Introduction and Overview
I am excited to speak with you today and to share my passion with telehealth. I've been involved with telehealth now for many years and have experienced firsthand how effective it can be as a service delivery model in occupational therapy.
First, I wanted to share a little bit about how my journey in telehealth began. I have been a pediatric occupational therapy practitioner for about 16 years, and my career in pediatrics started in early intervention. I was traveling out to different counties, working with children, and I quickly realized that there was an access barrier for children to get the services that they needed. In addition, my own daughter went through early intervention services (PT, OT, and speech therapy). As a parent, I realized how important and life-changing those services are. The idea that there could be barriers preventing my child from receiving beneficial services propelled me to want to explore a solution.

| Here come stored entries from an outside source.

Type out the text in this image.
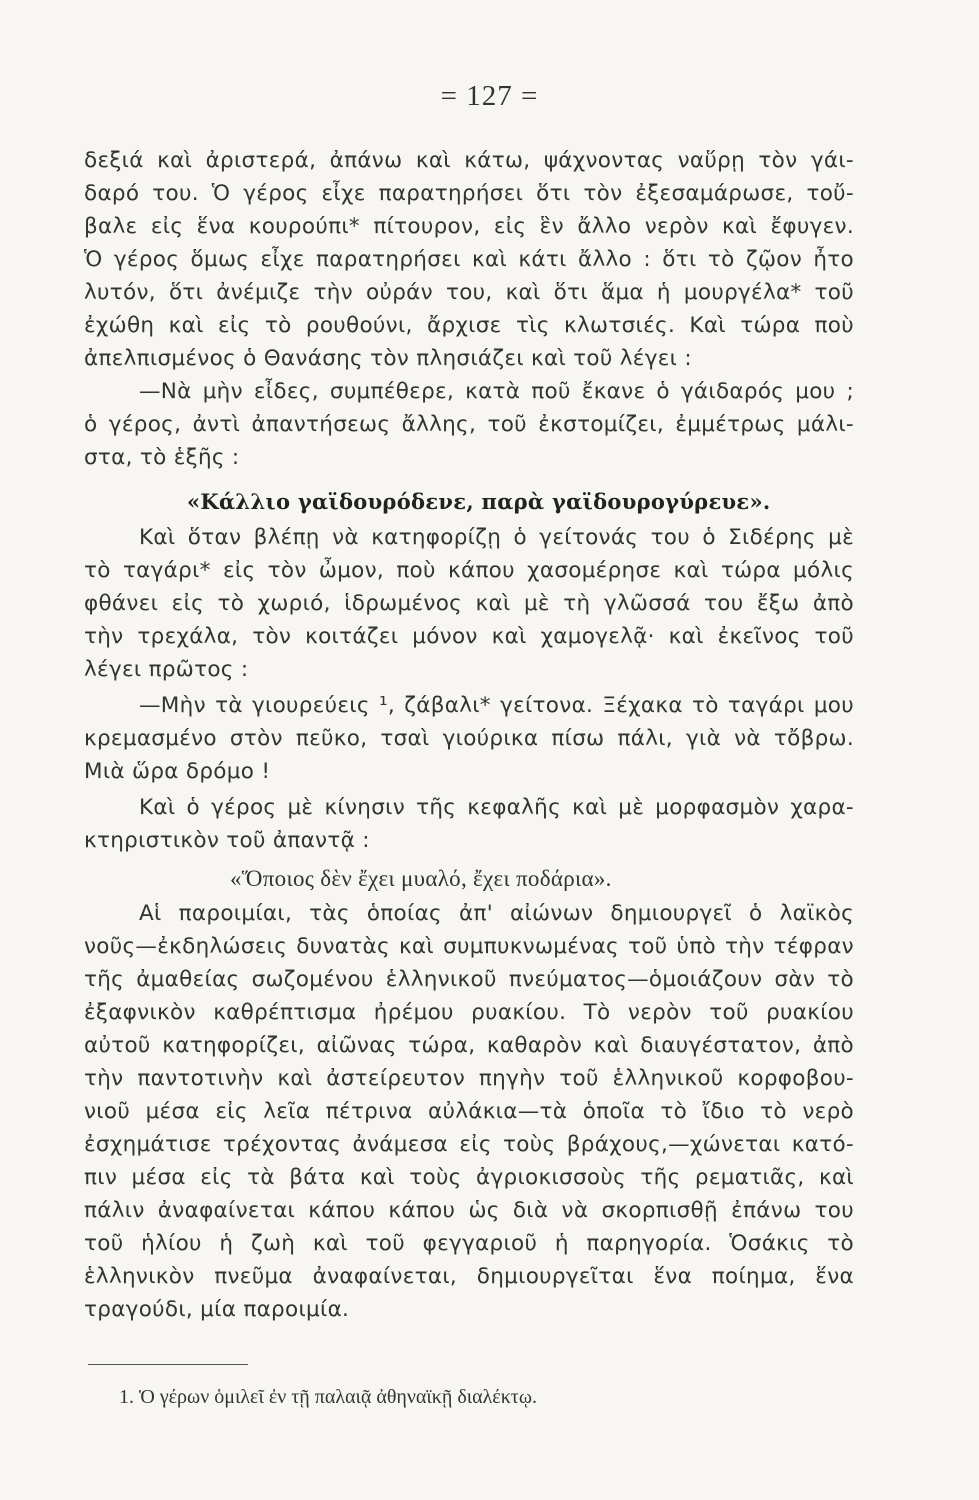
= 127 =
δεξιά καὶ ἀριστερά, ἀπάνω καὶ κάτω, ψάχνοντας ναὕρῃ τὸν γάι-
δαρό του. Ὁ γέρος εἶχε παρατηρήσει ὅτι τὸν ἐξεσαμάρωσε, τοὔ-
βαλε εἰς ἕνα κουρούπι* πίτουρον, εἰς ἓν ἄλλο νερὸν καὶ ἔφυγεν.
Ὁ γέρος ὅμως εἶχε παρατηρήσει καὶ κάτι ἄλλο : ὅτι τὸ ζῷον ἦτο
λυτόν, ὅτι ἀνέμιζε τὴν οὐράν του, καὶ ὅτι ἅμα ἡ μουργέλα* τοῦ
ἐχώθη καὶ εἰς τὸ ρουθούνι, ἄρχισε τὶς κλωτσιές. Καὶ τώρα ποὺ
ἀπελπισμένος ὁ Θανάσης τὸν πλησιάζει καὶ τοῦ λέγει :
—Νὰ μὴν εἶδες, συμπέθερε, κατὰ ποῦ ἔκανε ὁ γάιδαρός μου ;
ὁ γέρος, ἀντὶ ἀπαντήσεως ἄλλης, τοῦ ἐκστομίζει, ἐμμέτρως μάλι-
στα, τὸ ἑξῆς :
«Κάλλιο γαϊδουρόδενε, παρὰ γαϊδουρογύρευε».
Καὶ ὅταν βλέπῃ νὰ κατηφορίζῃ ὁ γείτονάς του ὁ Σιδέρης μὲ
τὸ ταγάρι* εἰς τὸν ὦμον, ποὺ κάπου χασομέρησε καὶ τώρα μόλις
φθάνει εἰς τὸ χωριό, ἱδρωμένος καὶ μὲ τὴ γλῶσσά του ἔξω ἀπὸ
τὴν τρεχάλα, τὸν κοιτάζει μόνον καὶ χαμογελᾷ· καὶ ἐκεῖνος τοῦ
λέγει πρῶτος :
—Μὴν τὰ γιουρεύεις ¹, ζάβαλι* γείτονα. Ξέχακα τὸ ταγάρι μου
κρεμασμένο στὸν πεῦκο, τσαὶ γιούρικα πίσω πάλι, γιὰ νὰ τὄβρω.
Μιὰ ὥρα δρόμο !
Καὶ ὁ γέρος μὲ κίνησιν τῆς κεφαλῆς καὶ μὲ μορφασμὸν χαρα-
κτηριστικὸν τοῦ ἀπαντᾷ :
«Ὅποιος δὲν ἔχει μυαλό, ἔχει ποδάρια».
Αἱ παροιμίαι, τὰς ὁποίας ἀπ' αἰώνων δημιουργεῖ ὁ λαϊκὸς
νοῦς—ἐκδηλώσεις δυνατὰς καὶ συμπυκνωμένας τοῦ ὑπὸ τὴν τέφραν
τῆς ἀμαθείας σωζομένου ἑλληνικοῦ πνεύματος—ὁμοιάζουν σὰν τὸ
ἐξαφνικὸν καθρέπτισμα ἠρέμου ρυακίου. Τὸ νερὸν τοῦ ρυακίου
αὐτοῦ κατηφορίζει, αἰῶνας τώρα, καθαρὸν καὶ διαυγέστατον, ἀπὸ
τὴν παντοτινὴν καὶ ἀστείρευτον πηγὴν τοῦ ἑλληνικοῦ κορφοβου-
νιοῦ μέσα εἰς λεῖα πέτρινα αὐλάκια—τὰ ὁποῖα τὸ ἴδιο τὸ νερὸ
ἐσχημάτισε τρέχοντας ἀνάμεσα εἰς τοὺς βράχους,—χώνεται κατό-
πιν μέσα εἰς τὰ βάτα καὶ τοὺς ἀγριοκισσοὺς τῆς ρεματιᾶς, καὶ
πάλιν ἀναφαίνεται κάπου κάπου ὡς διὰ νὰ σκορπισθῇ ἐπάνω του
τοῦ ἡλίου ἡ ζωὴ καὶ τοῦ φεγγαριοῦ ἡ παρηγορία. Ὁσάκις τὸ
ἑλληνικὸν πνεῦμα ἀναφαίνεται, δημιουργεῖται ἕνα ποίημα, ἕνα
τραγούδι, μία παροιμία.
1. Ὁ γέρων ὁμιλεῖ ἐν τῇ παλαιᾷ ἀθηναϊκῇ διαλέκτῳ.
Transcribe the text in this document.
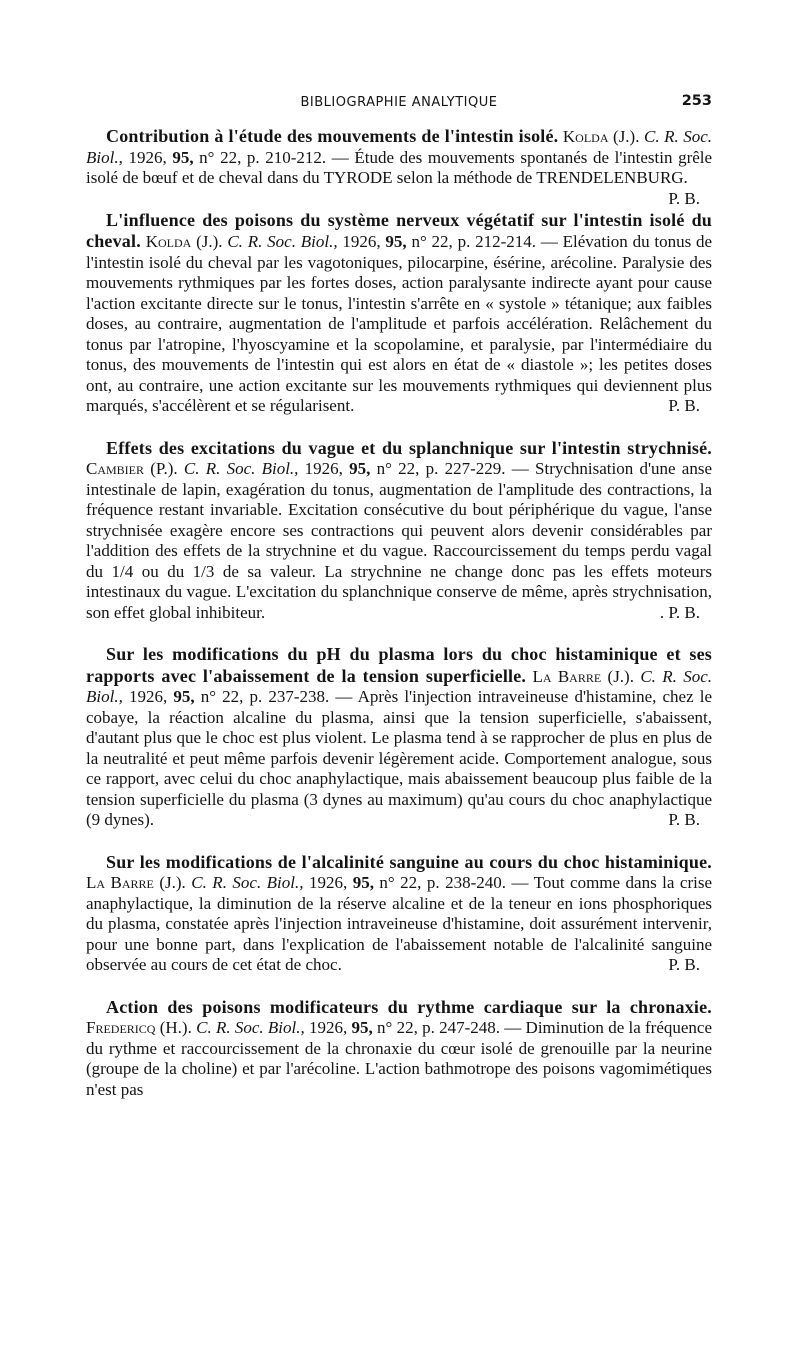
BIBLIOGRAPHIE ANALYTIQUE	253

Contribution à l'étude des mouvements de l'intestin isolé. Kolda (J.). C. R. Soc. Biol., 1926, 95, n° 22, p. 210-212. — Étude des mouvements spontanés de l'intestin grêle isolé de bœuf et de cheval dans du TYRODE selon la méthode de TRENDELENBURG.
P. B.

L'influence des poisons du système nerveux végétatif sur l'intestin isolé du cheval. Kolda (J.). C. R. Soc. Biol., 1926, 95, n° 22, p. 212-214. — Elévation du tonus de l'intestin isolé du cheval par les vagotoniques, pilocarpine, ésérine, arécoline. Paralysie des mouvements rythmiques par les fortes doses, action paralysante indirecte ayant pour cause l'action excitante directe sur le tonus, l'intestin s'arrête en « systole » tétanique; aux faibles doses, au contraire, augmentation de l'amplitude et parfois accélération. Relâchement du tonus par l'atropine, l'hyoscyamine et la scopolamine, et paralysie, par l'intermédiaire du tonus, des mouvements de l'intestin qui est alors en état de « diastole »; les petites doses ont, au contraire, une action excitante sur les mouvements rythmiques qui deviennent plus marqués, s'accélèrent et se régularisent.	P. B.

Effets des excitations du vague et du splanchnique sur l'intestin strychnisé. Cambier (P.). C. R. Soc. Biol., 1926, 95, n° 22, p. 227-229. — Strychnisation d'une anse intestinale de lapin, exagération du tonus, augmentation de l'amplitude des contractions, la fréquence restant invariable. Excitation consécutive du bout périphérique du vague, l'anse strychnisée exagère encore ses contractions qui peuvent alors devenir considérables par l'addition des effets de la strychnine et du vague. Raccourcissement du temps perdu vagal du 1/4 ou du 1/3 de sa valeur. La strychnine ne change donc pas les effets moteurs intestinaux du vague. L'excitation du splanchnique conserve de même, après strychnisation, son effet global inhibiteur.	. P. B.

Sur les modifications du pH du plasma lors du choc histaminique et ses rapports avec l'abaissement de la tension superficielle. La Barre (J.). C. R. Soc. Biol., 1926, 95, n° 22, p. 237-238. — Après l'injection intraveineuse d'histamine, chez le cobaye, la réaction alcaline du plasma, ainsi que la tension superficielle, s'abaissent, d'autant plus que le choc est plus violent. Le plasma tend à se rapprocher de plus en plus de la neutralité et peut même parfois devenir légèrement acide. Comportement analogue, sous ce rapport, avec celui du choc anaphylactique, mais abaissement beaucoup plus faible de la tension superficielle du plasma (3 dynes au maximum) qu'au cours du choc anaphylactique (9 dynes).	P. B.

Sur les modifications de l'alcalinité sanguine au cours du choc histaminique. La Barre (J.). C. R. Soc. Biol., 1926, 95, n° 22, p. 238-240. — Tout comme dans la crise anaphylactique, la diminution de la réserve alcaline et de la teneur en ions phosphoriques du plasma, constatée après l'injection intraveineuse d'histamine, doit assurément intervenir, pour une bonne part, dans l'explication de l'abaissement notable de l'alcalinité sanguine observée au cours de cet état de choc.	P. B.

Action des poisons modificateurs du rythme cardiaque sur la chronaxie. Fredericq (H.). C. R. Soc. Biol., 1926, 95, n° 22, p. 247-248. — Diminution de la fréquence du rythme et raccourcissement de la chronaxie du cœur isolé de grenouille par la neurine (groupe de la choline) et par l'arécoline. L'action bathmotrope des poisons vagomimétiques n'est pas
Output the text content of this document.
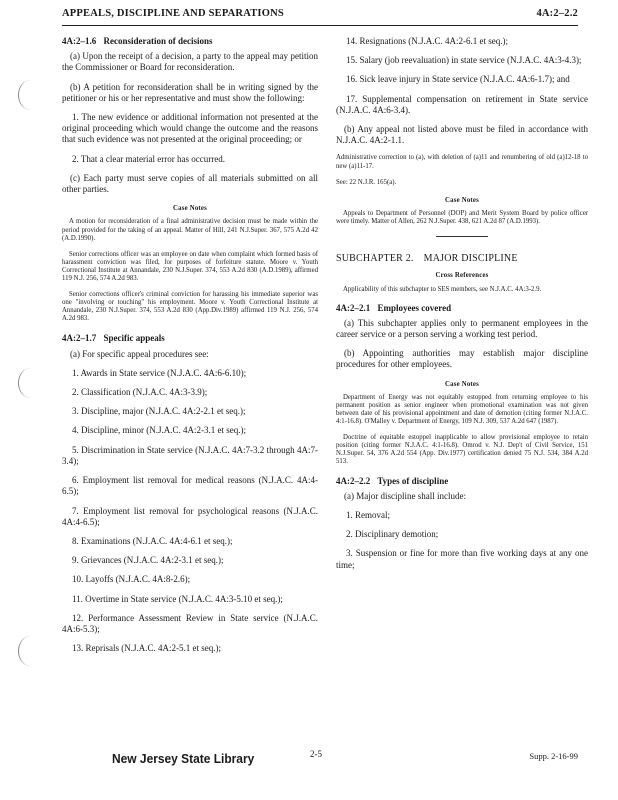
APPEALS, DISCIPLINE AND SEPARATIONS	4A:2–2.2
4A:2–1.6 Reconsideration of decisions

(a) Upon the receipt of a decision, a party to the appeal may petition the Commissioner or Board for reconsideration.

(b) A petition for reconsideration shall be in writing signed by the petitioner or his or her representative and must show the following:

1. The new evidence or additional information not presented at the original proceeding which would change the outcome and the reasons that such evidence was not presented at the original proceeding; or

2. That a clear material error has occurred.

(c) Each party must serve copies of all materials submitted on all other parties.

Case Notes

A motion for reconsideration of a final administrative decision must be made within the period provided for the taking of an appeal. Matter of Hill, 241 N.J.Super. 367, 575 A.2d 42 (A.D.1990).

Senior corrections officer was an employee on date when complaint which formed basis of harassment conviction was filed, for purposes of forfeiture statute. Moore v. Youth Correctional Institute at Annandale, 230 N.J.Super. 374, 553 A.2d 830 (A.D.1989), affirmed 119 N.J. 256, 574 A.2d 983.

Senior corrections officer's criminal conviction for harassing his immediate superior was one "involving or touching" his employment. Moore v. Youth Correctional Institute at Annandale, 230 N.J.Super. 374, 553 A.2d 830 (App.Div.1989) affirmed 119 N.J. 256, 574 A.2d 983.

4A:2–1.7 Specific appeals

(a) For specific appeal procedures see:

1. Awards in State service (N.J.A.C. 4A:6-6.10);

2. Classification (N.J.A.C. 4A:3-3.9);

3. Discipline, major (N.J.A.C. 4A:2-2.1 et seq.);

4. Discipline, minor (N.J.A.C. 4A:2-3.1 et seq.);

5. Discrimination in State service (N.J.A.C. 4A:7-3.2 through 4A:7-3.4);

6. Employment list removal for medical reasons (N.J.A.C. 4A:4-6.5);

7. Employment list removal for psychological reasons (N.J.A.C. 4A:4-6.5);

8. Examinations (N.J.A.C. 4A:4-6.1 et seq.);

9. Grievances (N.J.A.C. 4A:2-3.1 et seq.);

10. Layoffs (N.J.A.C. 4A:8-2.6);

11. Overtime in State service (N.J.A.C. 4A:3-5.10 et seq.);

12. Performance Assessment Review in State service (N.J.A.C. 4A:6-5.3);

13. Reprisals (N.J.A.C. 4A:2-5.1 et seq.);

14. Resignations (N.J.A.C. 4A:2-6.1 et seq.);

15. Salary (job reevaluation) in state service (N.J.A.C. 4A:3-4.3);

16. Sick leave injury in State service (N.J.A.C. 4A:6-1.7); and

17. Supplemental compensation on retirement in State service (N.J.A.C. 4A:6-3.4).

(b) Any appeal not listed above must be filed in accordance with N.J.A.C. 4A:2-1.1.

Administrative correction to (a), with deletion of (a)11 and renumbering of old (a)12-18 to new (a)11-17.

See: 22 N.J.R. 165(a).

Case Notes

Appeals to Department of Personnel (DOP) and Merit System Board by police officer were timely. Matter of Allen, 262 N.J.Super. 438, 621 A.2d 87 (A.D.1993).

SUBCHAPTER 2. MAJOR DISCIPLINE
Cross References

Applicability of this subchapter to SES members, see N.J.A.C. 4A:3-2.9.

4A:2–2.1 Employees covered

(a) This subchapter applies only to permanent employees in the career service or a person serving a working test period.

(b) Appointing authorities may establish major discipline procedures for other employees.

Case Notes

Department of Energy was not equitably estopped from returning employee to his permanent position as senior engineer when promotional examination was not given between date of his provisional appointment and date of demotion (citing former N.J.A.C. 4:1-16.8). O'Malley v. Department of Energy, 109 N.J. 309, 537 A.2d 647 (1987).

Doctrine of equitable estoppel inapplicable to allow provisional employee to retain position (citing former N.J.A.C. 4:1-16.8). Omrod v. N.J. Dep't of Civil Service, 151 N.J.Super. 54, 376 A.2d 554 (App. Div.1977) certification denied 75 N.J. 534, 384 A.2d 513.

4A:2–2.2 Types of discipline

(a) Major discipline shall include:

1. Removal;

2. Disciplinary demotion;

3. Suspension or fine for more than five working days at any one time;

New Jersey State Library	2-5	Supp. 2-16-99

About that same time, I was working on my doctorate degree. While taking classes, it was common practice for us to connect with our professors remotely through video conferencing technologies. I was amazed at how quickly you forget that you are communicating through technology. You see the other person and you are just having a conversation. I started thinking about the fact that many of the services we provide in early intervention do not require us to physically touch the child. It involves a lot of education and empowerment, and teaching the caregiver how to engage the child and to implement therapeutic strategies into their daily routines. It just made sense to me that these interventions could be done using some of these technologies, particularly in the instances where children might not otherwise have any other access to OT services.
That's how my journey started. I was fortunate to get a community-based grant from the Foundation for a Healthy Kentucky. That grant launched my whole path into investigating telehealth, and becoming an advocate for its use in occupational therapy. I was able to write up the early work that I did around the pilot developing a telerehabilitation program, implementing it, and evaluating it. Since then, I have been able to build on that early work.
More recently, I've had a wonderful opportunity to get back on the front lines of telehealth, working with school-aged children. Again, my early work was in early intervention (birth to three), and so it was a newer experience for me to then work with older children using telehealth technologies. I quickly found that it works equally well with this age group. Rather than coaching the parents, as I did with the early intervention model, I find that I'm doing a lot of direct intervention with the school-aged children.
There are many digital tools and resources available to occupational therapy practitioners. When I'm engaging children with handwriting curriculums, I have been using the Handwriting Without Tears materials and the digital teaching tools that are available. I can pull up on my screen the animation of letter formations so that the child will have a visual model with the words. These digital resources create a rich intervention environment with the children.
I'm also finding terrific applications with evaluation. Many publishers are starting to develop online assessments for OT practitioners. One of the assessments that I've been using is through the publisher's HIPAA compliant platform. The families can complete the questionnaire, autoscore it and generate a report through the publisher’s platform. Other publishers are doing the same. The Sensory Profile 2 has also been developed so that it can be administered online. I think we're going to see more of that in the future with publishers not only developing assessment tools that are administered online, but also tools that can be conducive to a telehealth delivery model.
In short, I'm finding that many activities that I would do in person with my clients, I have been able to, with the help of a parent or a caregiver or a teacher on the other end, implement those same interventions remotely and have very successful therapy encounters.